I’m a woman entering into the License/Msc. at SUNY. I was researching that a 3rd mate makes 50,000-70,000 a year, is that correct? From others I hear 120,000. I just want to be sure that if I am investing money/time/physical energy that the longterm employment benefits are equal to the time spent getting it? I already have a master’s degree and I hope that this will be a smart investment for my future. I love traveling and wouldn’t mind working with cruise ships/yachts in the future.

I am slightly anxious about the cruises, how are they? Is it better to just get the Msc. or the Msc/License? I would like to hear about it. I also obtained statistics that only 3,900 americans have this License, so it must be in great demand.

if you are interested in yachting, going to one of the acadamies is not the answer. Basic BST’s will get you started and as you acrue sea time you can work on increasing your credentials.
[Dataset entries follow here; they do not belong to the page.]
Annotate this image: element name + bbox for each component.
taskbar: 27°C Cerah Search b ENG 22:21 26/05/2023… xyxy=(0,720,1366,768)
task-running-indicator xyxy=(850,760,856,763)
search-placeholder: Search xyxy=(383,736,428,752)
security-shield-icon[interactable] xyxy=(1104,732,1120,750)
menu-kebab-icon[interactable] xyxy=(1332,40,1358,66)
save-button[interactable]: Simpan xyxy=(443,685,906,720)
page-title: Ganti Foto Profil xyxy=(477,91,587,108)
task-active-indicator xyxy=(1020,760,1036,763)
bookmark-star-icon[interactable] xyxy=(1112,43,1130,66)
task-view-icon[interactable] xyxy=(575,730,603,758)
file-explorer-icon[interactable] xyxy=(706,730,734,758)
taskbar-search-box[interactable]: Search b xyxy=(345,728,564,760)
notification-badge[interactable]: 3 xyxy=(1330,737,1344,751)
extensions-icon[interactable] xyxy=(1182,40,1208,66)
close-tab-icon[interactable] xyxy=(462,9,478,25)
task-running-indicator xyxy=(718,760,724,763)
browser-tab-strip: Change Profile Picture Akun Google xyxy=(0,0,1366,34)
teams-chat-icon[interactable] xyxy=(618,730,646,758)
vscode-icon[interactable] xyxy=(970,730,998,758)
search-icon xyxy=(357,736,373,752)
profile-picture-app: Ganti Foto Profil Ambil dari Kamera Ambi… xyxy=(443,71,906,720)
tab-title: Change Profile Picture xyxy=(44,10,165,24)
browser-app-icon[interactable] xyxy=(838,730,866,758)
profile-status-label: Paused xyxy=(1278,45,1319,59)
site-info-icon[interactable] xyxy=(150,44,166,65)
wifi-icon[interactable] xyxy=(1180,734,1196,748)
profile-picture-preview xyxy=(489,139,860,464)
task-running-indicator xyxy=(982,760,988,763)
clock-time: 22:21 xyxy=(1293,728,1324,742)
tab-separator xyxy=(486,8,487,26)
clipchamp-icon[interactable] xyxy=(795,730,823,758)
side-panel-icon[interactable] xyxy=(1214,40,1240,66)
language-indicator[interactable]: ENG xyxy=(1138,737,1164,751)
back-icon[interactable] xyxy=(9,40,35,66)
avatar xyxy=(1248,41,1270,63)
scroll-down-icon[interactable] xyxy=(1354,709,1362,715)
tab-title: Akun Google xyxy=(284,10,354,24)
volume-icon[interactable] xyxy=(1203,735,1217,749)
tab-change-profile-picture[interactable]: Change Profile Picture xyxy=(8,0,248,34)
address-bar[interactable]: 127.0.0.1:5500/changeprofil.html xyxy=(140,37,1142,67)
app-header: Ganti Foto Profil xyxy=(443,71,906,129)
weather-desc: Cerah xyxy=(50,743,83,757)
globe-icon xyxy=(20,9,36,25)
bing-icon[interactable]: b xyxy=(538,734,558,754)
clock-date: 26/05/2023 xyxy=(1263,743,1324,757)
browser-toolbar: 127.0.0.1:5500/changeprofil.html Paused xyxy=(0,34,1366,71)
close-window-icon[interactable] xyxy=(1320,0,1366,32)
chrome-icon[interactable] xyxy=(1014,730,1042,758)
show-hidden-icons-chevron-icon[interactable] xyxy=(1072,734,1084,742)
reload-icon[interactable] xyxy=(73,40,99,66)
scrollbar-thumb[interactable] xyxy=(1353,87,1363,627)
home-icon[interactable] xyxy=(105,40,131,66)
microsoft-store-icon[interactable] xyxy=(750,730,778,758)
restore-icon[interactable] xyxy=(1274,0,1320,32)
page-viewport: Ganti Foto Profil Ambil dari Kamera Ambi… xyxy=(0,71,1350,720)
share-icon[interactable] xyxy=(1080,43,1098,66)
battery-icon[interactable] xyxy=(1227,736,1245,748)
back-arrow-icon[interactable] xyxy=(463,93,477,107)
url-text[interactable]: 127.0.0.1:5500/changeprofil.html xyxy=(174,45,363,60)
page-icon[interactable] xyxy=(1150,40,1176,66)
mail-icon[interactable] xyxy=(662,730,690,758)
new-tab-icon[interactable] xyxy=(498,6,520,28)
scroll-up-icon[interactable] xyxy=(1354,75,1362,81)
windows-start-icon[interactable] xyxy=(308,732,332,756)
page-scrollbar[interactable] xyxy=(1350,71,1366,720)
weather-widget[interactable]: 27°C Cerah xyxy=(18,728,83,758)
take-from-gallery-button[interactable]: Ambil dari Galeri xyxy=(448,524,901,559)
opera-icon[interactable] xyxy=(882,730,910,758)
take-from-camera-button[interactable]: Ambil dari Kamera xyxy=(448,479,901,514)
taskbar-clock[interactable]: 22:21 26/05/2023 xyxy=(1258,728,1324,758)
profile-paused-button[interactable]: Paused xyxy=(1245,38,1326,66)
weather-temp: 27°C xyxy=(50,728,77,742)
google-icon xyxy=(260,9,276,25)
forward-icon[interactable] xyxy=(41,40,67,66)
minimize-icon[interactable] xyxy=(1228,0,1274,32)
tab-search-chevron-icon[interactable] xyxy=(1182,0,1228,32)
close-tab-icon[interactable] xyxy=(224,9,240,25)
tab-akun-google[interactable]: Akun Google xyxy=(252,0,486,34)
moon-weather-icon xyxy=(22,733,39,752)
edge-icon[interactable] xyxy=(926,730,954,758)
Cruise boats on the other hand are commercial vessel and are crewed as such making an acadamy experience more appropriate.

I am a (female) Maine '08 alumni, but I agree with rigdvr, if you are interested in yachting, the academies are not for you. I am a 2nd SGT/1600 from Maine working on a mud boat in the Gulf of Mexico, making +/-120k/year (before taxes, of course)- if working on a mud boat in Louisiana for 8 months out of a year sounds right to you- you can make some jack. If working on a cruise ship sounds better- prepare to be disappointed in regards to pay. If you want to yacht- you are wasting you time and money.

If you are worried about job security, there is reason to be a little on edge here. There is talk about repealing the Jones Act (thank you McCain) and US shipping is, depending on who you talk to, steady or falling. My company has not raised pay in about 5 years, many in my industry (domestic oil and gas) have laid off/cut salaries in the past 2 years. With this ‘moritorium’, there is a growing industry that has, in effect, totally stalled and is in the process of relocating. I work 4 weeks straight, 12 hours a day, and go home for 2.

I would say from the sound of your post not to burn your bridges on shore- but give SUNY your best shot. . .I mean 110%. Or, consontrate on engineering- where your skills are more reasonably transferable back to shore.

PS, as a woman- you have to be fearless in this field, imho.